A pressure biofeedback unit (Chattanooga Group, Hixson, TN), originally
developed for assessing the ability of abdominal muscles to actively stabilize
the lumbar spine, has been used to examine lumbar stabilization in various
studies (Herrington, and Davies 2005; Jull et al. 1993; Mills, Taunton, and
Mills 2005; Richardson et al. 1992; Wohlfart, Jull, and Richardson 1993). It is
a reliable and valid clinical instrument for assessing deep abdominal muscle
function, and has been used to develop a method for the careful monitoring of
lumbar stabilization (Cairns, Harrison, and Wright 2000; Richardson, and Jull
1995).
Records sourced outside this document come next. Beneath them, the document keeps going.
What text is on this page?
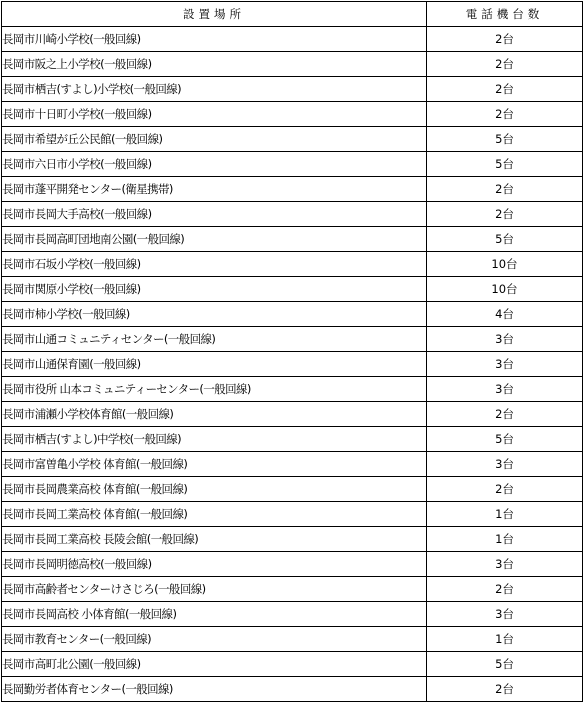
設置場所	電話機台数
長岡市川崎小学校(一般回線)	2台
長岡市阪之上小学校(一般回線)	2台
長岡市栖吉(すよし)小学校(一般回線)	2台
長岡市十日町小学校(一般回線)	2台
長岡市希望が丘公民館(一般回線)	5台
長岡市六日市小学校(一般回線)	5台
長岡市蓬平開発センター(衛星携帯)	2台
長岡市長岡大手高校(一般回線)	2台
長岡市長岡高町団地南公園(一般回線)	5台
長岡市石坂小学校(一般回線)	10台
長岡市関原小学校(一般回線)	10台
長岡市柿小学校(一般回線)	4台
長岡市山通コミュニティセンター(一般回線)	3台
長岡市山通保育園(一般回線)	3台
長岡市役所 山本コミュニティーセンター(一般回線)	3台
長岡市浦瀬小学校体育館(一般回線)	2台
長岡市栖吉(すよし)中学校(一般回線)	5台
長岡市富曽亀小学校 体育館(一般回線)	3台
長岡市長岡農業高校 体育館(一般回線)	2台
長岡市長岡工業高校 体育館(一般回線)	1台
長岡市長岡工業高校 長陵会館(一般回線)	1台
長岡市長岡明徳高校(一般回線)	3台
長岡市高齢者センターけさじろ(一般回線)	2台
長岡市長岡高校 小体育館(一般回線)	3台
長岡市教育センター(一般回線)	1台
長岡市高町北公園(一般回線)	5台
長岡勤労者体育センター(一般回線)	2台
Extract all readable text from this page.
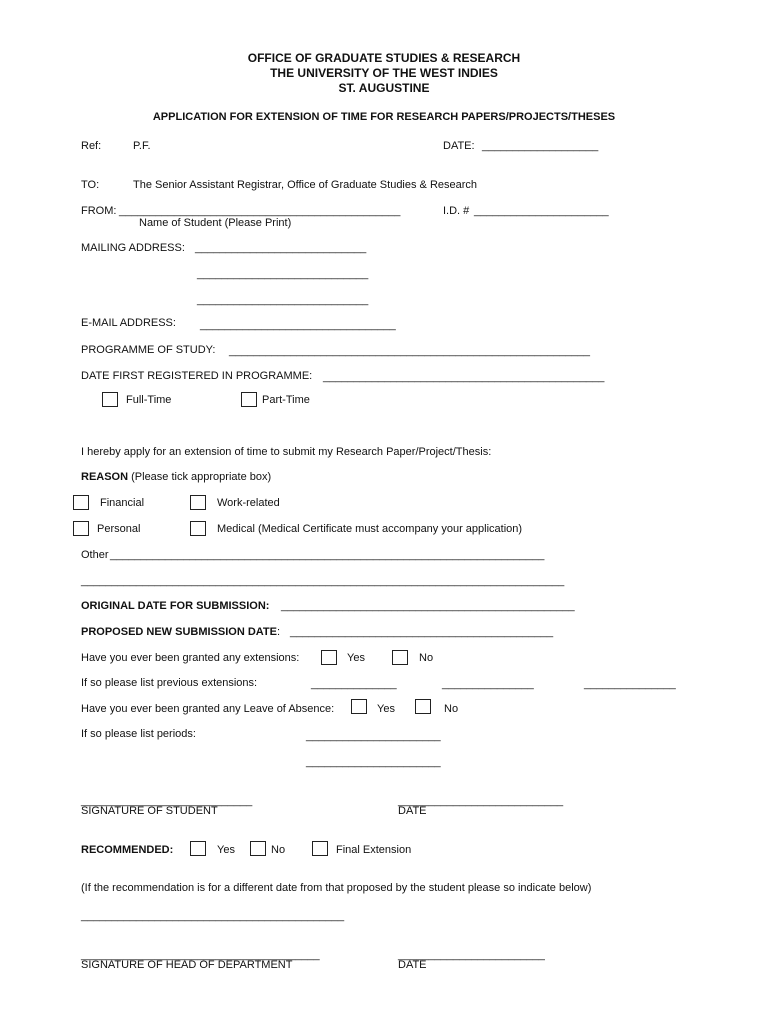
OFFICE OF GRADUATE STUDIES & RESEARCH
THE UNIVERSITY OF THE WEST INDIES
ST. AUGUSTINE
APPLICATION FOR EXTENSION OF TIME FOR RESEARCH PAPERS/PROJECTS/THESES
Ref:	P.F.	DATE: ___________________
TO:	The Senior Assistant Registrar, Office of Graduate Studies & Research
FROM: ______________________________________________
Name of Student (Please Print)
I.D. # ______________________
MAILING ADDRESS: ____________________________
____________________________
____________________________
E-MAIL ADDRESS: ________________________________
PROGRAMME OF STUDY: ___________________________________________________________
DATE FIRST REGISTERED IN PROGRAMME: ______________________________________________
Full-Time	Part-Time
I hereby apply for an extension of time to submit my Research Paper/Project/Thesis:
REASON (Please tick appropriate box)
Financial	Work-related
Personal	Medical (Medical Certificate must accompany your application)
Other _______________________________________________________________________
_______________________________________________________________________________
ORIGINAL DATE FOR SUBMISSION: ________________________________________________
PROPOSED NEW SUBMISSION DATE: ___________________________________________
Have you ever been granted any extensions:	Yes	No
If so please list previous extensions:	______________	_______________	_______________
Have you ever been granted any Leave of Absence:	Yes	No
If so please list periods:	______________________
______________________
____________________________
SIGNATURE OF STUDENT
___________________________
DATE
RECOMMENDED:	Yes	No	Final Extension
(If the recommendation is for a different date from that proposed by the student please so indicate below)
___________________________________________
_______________________________________
SIGNATURE OF HEAD OF DEPARTMENT
________________________
DATE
The pressure biofeedback unit consists of an inflatable cushion
connected to a pressure gauge and an inflation device. When the pressure
biofeedback unit is placed and inflated, the subject is required to maintain the
desired pressure and a constant lumbar position during lower-extremity
movement under external loads. Changes in the pressure during hip movement
reflect an inability to maintain isometric contraction of the abdominal muscles,
resulting in uncontrolled movement and instability of the lumbar spine.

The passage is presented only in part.